You'll find your way because you love her.
Another facet of the incompetency cascade.
Pretty sure it all started with social promotion and the elimination of tracking in public K12.
Kids started to think that just showing up was enough.
Oh wait. I guess it started with tenure; teachers and admin learned there was no accountability for them, so it would be unfair to hold kids to the same standard.

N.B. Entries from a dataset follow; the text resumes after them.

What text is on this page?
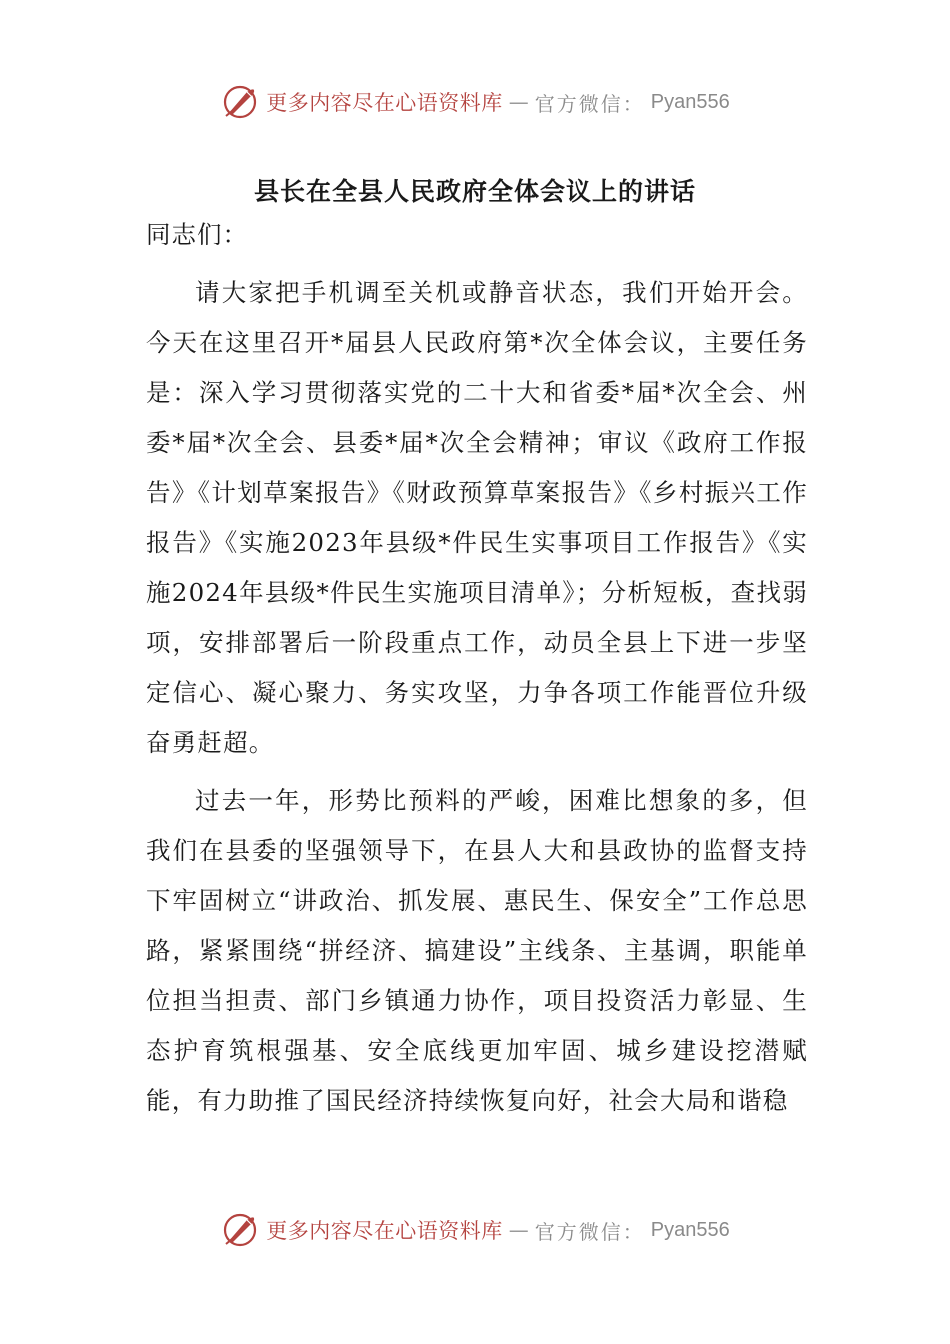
更多内容尽在心语资料库 — 官方微信： Pyan556
县长在全县人民政府全体会议上的讲话

同志们：

请大家把手机调至关机或静音状态，我们开始开会。今天在这里召开*届县人民政府第*次全体会议，主要任务是：深入学习贯彻落实党的二十大和省委*届*次全会、州委*届*次全会、县委*届*次全会精神；审议《政府工作报告》《计划草案报告》《财政预算草案报告》《乡村振兴工作报告》《实施2023年县级*件民生实事项目工作报告》《实施2024年县级*件民生实施项目清单》；分析短板，查找弱项，安排部署后一阶段重点工作，动员全县上下进一步坚定信心、凝心聚力、务实攻坚，力争各项工作能晋位升级奋勇赶超。

过去一年，形势比预料的严峻，困难比想象的多，但我们在县委的坚强领导下，在县人大和县政协的监督支持下牢固树立“讲政治、抓发展、惠民生、保安全”工作总思路，紧紧围绕“拼经济、搞建设”主线条、主基调，职能单位担当担责、部门乡镇通力协作，项目投资活力彰显、生态护育筑根强基、安全底线更加牢固、城乡建设挖潜赋能，有力助推了国民经济持续恢复向好，社会大局和谐稳

更多内容尽在心语资料库 — 官方微信： Pyan556
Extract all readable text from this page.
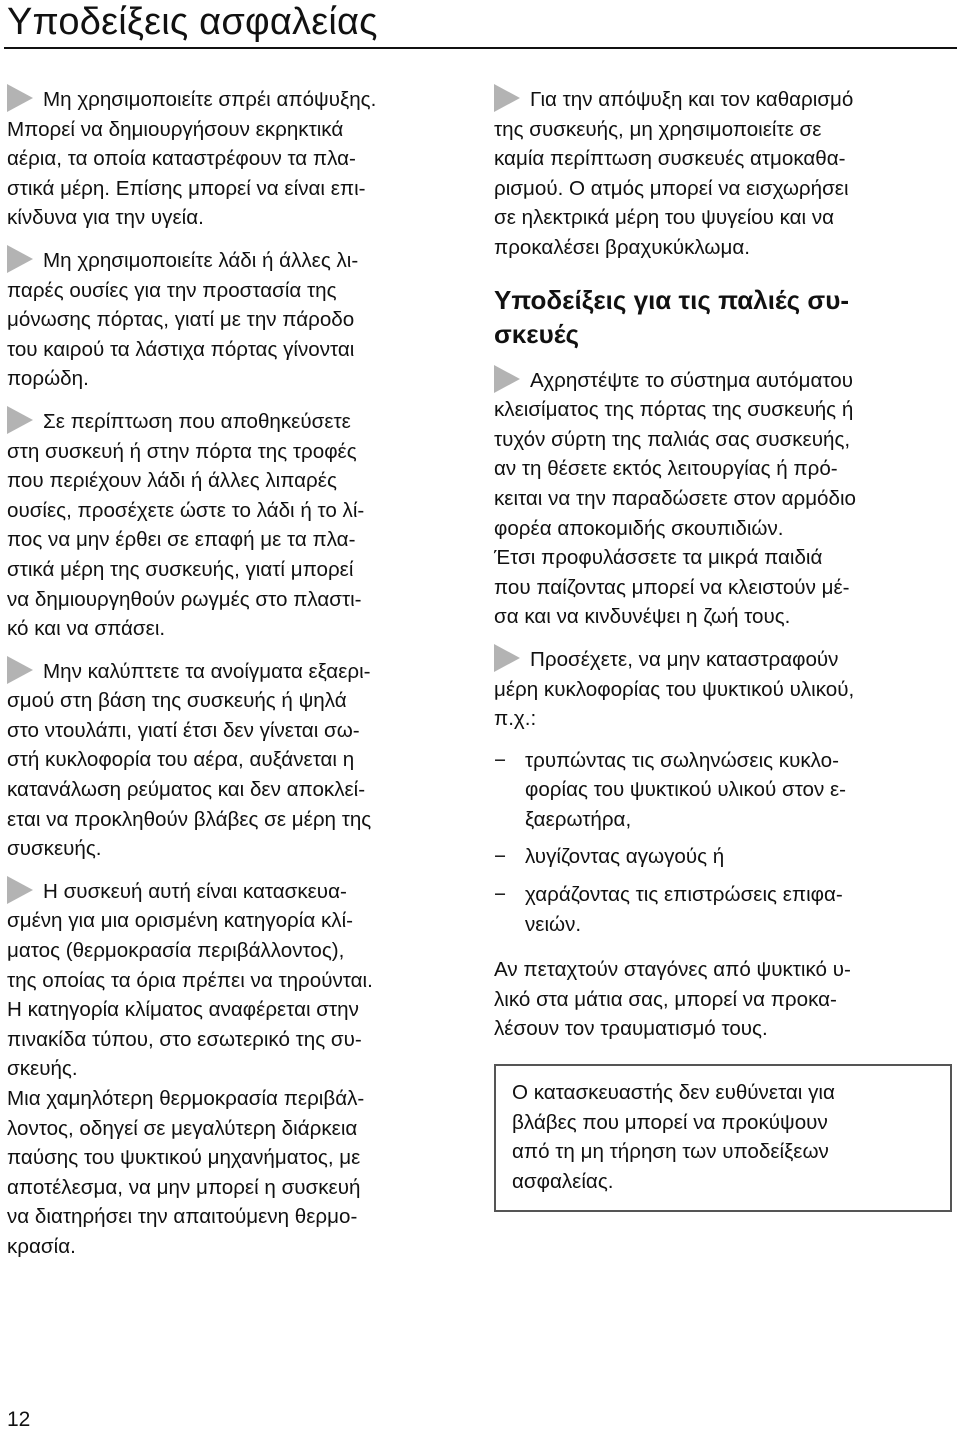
Υποδείξεις ασφαλείας
Μη χρησιμοποιείτε σπρέι απόψυξης.
Μπορεί να δημιουργήσουν εκρηκτικά
αέρια, τα οποία καταστρέφουν τα πλα-
στικά μέρη. Επίσης μπορεί να είναι επι-
κίνδυνα για την υγεία.
Μη χρησιμοποιείτε λάδι ή άλλες λι-
παρές ουσίες για την προστασία της
μόνωσης πόρτας, γιατί με την πάροδο
του καιρού τα λάστιχα πόρτας γίνονται
πορώδη.
Σε περίπτωση που αποθηκεύσετε
στη συσκευή ή στην πόρτα της τροφές
που περιέχουν λάδι ή άλλες λιπαρές
ουσίες, προσέχετε ώστε το λάδι ή το λί-
πος να μην έρθει σε επαφή με τα πλα-
στικά μέρη της συσκευής, γιατί μπορεί
να δημιουργηθούν ρωγμές στο πλαστι-
κό και να σπάσει.
Μην καλύπτετε τα ανοίγματα εξαερι-
σμού στη βάση της συσκευής ή ψηλά
στο ντουλάπι, γιατί έτσι δεν γίνεται σω-
στή κυκλοφορία του αέρα, αυξάνεται η
κατανάλωση ρεύματος και δεν αποκλεί-
εται να προκληθούν βλάβες σε μέρη της
συσκευής.
Η συσκευή αυτή είναι κατασκευα-
σμένη για μια ορισμένη κατηγορία κλί-
ματος (θερμοκρασία περιβάλλοντος),
της οποίας τα όρια πρέπει να τηρούνται.
Η κατηγορία κλίματος αναφέρεται στην
πινακίδα τύπου, στο εσωτερικό της συ-
σκευής.
Μια χαμηλότερη θερμοκρασία περιβάλ-
λοντος, οδηγεί σε μεγαλύτερη διάρκεια
παύσης του ψυκτικού μηχανήματος, με
αποτέλεσμα, να μην μπορεί η συσκευή
να διατηρήσει την απαιτούμενη θερμο-
κρασία.
Για την απόψυξη και τον καθαρισμό
της συσκευής, μη χρησιμοποιείτε σε
καμία περίπτωση συσκευές ατμοκαθα-
ρισμού. Ο ατμός μπορεί να εισχωρήσει
σε ηλεκτρικά μέρη του ψυγείου και να
προκαλέσει βραχυκύκλωμα.
Υποδείξεις για τις παλιές συ-
σκευές
Αχρηστέψτε το σύστημα αυτόματου
κλεισίματος της πόρτας της συσκευής ή
τυχόν σύρτη της παλιάς σας συσκευής,
αν τη θέσετε εκτός λειτουργίας ή πρό-
κειται να την παραδώσετε στον αρμόδιο
φορέα αποκομιδής σκουπιδιών.
Έτσι προφυλάσσετε τα μικρά παιδιά
που παίζοντας μπορεί να κλειστούν μέ-
σα και να κινδυνέψει η ζωή τους.
Προσέχετε, να μην καταστραφούν
μέρη κυκλοφορίας του ψυκτικού υλικού,
π.χ.:
− τρυπώντας τις σωληνώσεις κυκλο-
φορίας του ψυκτικού υλικού στον ε-
ξαερωτήρα,
− λυγίζοντας αγωγούς ή
− χαράζοντας τις επιστρώσεις επιφα-
νειών.
Αν πεταχτούν σταγόνες από ψυκτικό υ-
λικό στα μάτια σας, μπορεί να προκα-
λέσουν τον τραυματισμό τους.
Ο κατασκευαστής δεν ευθύνεται για
βλάβες που μπορεί να προκύψουν
από τη μη τήρηση των υποδείξεων
ασφαλείας.
12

I'm in this picture and I don't like it.
This is my second year teaching at a small private school. I would say I have a reasonable knowledge of my subjects (history and theology) but trying to expand that to keep up with where I feel like I should be is exhausting. Whenever I try a challenging assignment, I feel like my work load triples. Last year I assigned one essay to my freshman and ended up spending most of that week weeding through Chat GPT generated essays and emailing admin and parents about it. My sophomore history students told me they couldn't handle reading the Melian Dialogue, summarizing the arguments, and arguing which side they thought was stronger and again I spent much of my dealing with AI cheating. When I give kids bad grades, parents email me asking how their kid could have done that poorly. I know it's the job I signed up for and am paid to do, I just genuinely don't know how to do it all well and feel torn up about it. Most of the time it seems like my coworkers who have been in the game longer than I have and whom I should be able to turn to for help give me advice to generate my slides and projects using AI to make things easier. I really don't even know where to go to become a better teacher, as most of the "professional development" we receive doesn't speak to my problems.
Oh boy. Email me this comment educatedandfree@protonmmail.org and I'll let you know my process to teach writing based off complex texts. If you know your content, it's work heavy,, but only for one night. It has built in controls and calibration, and it'll get parents off your butt. It's work heavy, but only for ONE night. Over the year, the kids will immprove markedly if they choose to. Scout's honor.
So sad 😞.
I feel for the young teachers -- most have grown up in this system and have no knowledge of what could be. They could find out. why what they're doing doesn't work to produce readers and thinkers, but tenure prevents that kind of curiosity. It's much, much easier to blame the students and, mostly now, their parents.
At this point, I only write so that any parents looking can see that they're not wrong to be suspicious about the quality of their child's education and, hopefully, seek to fortify it.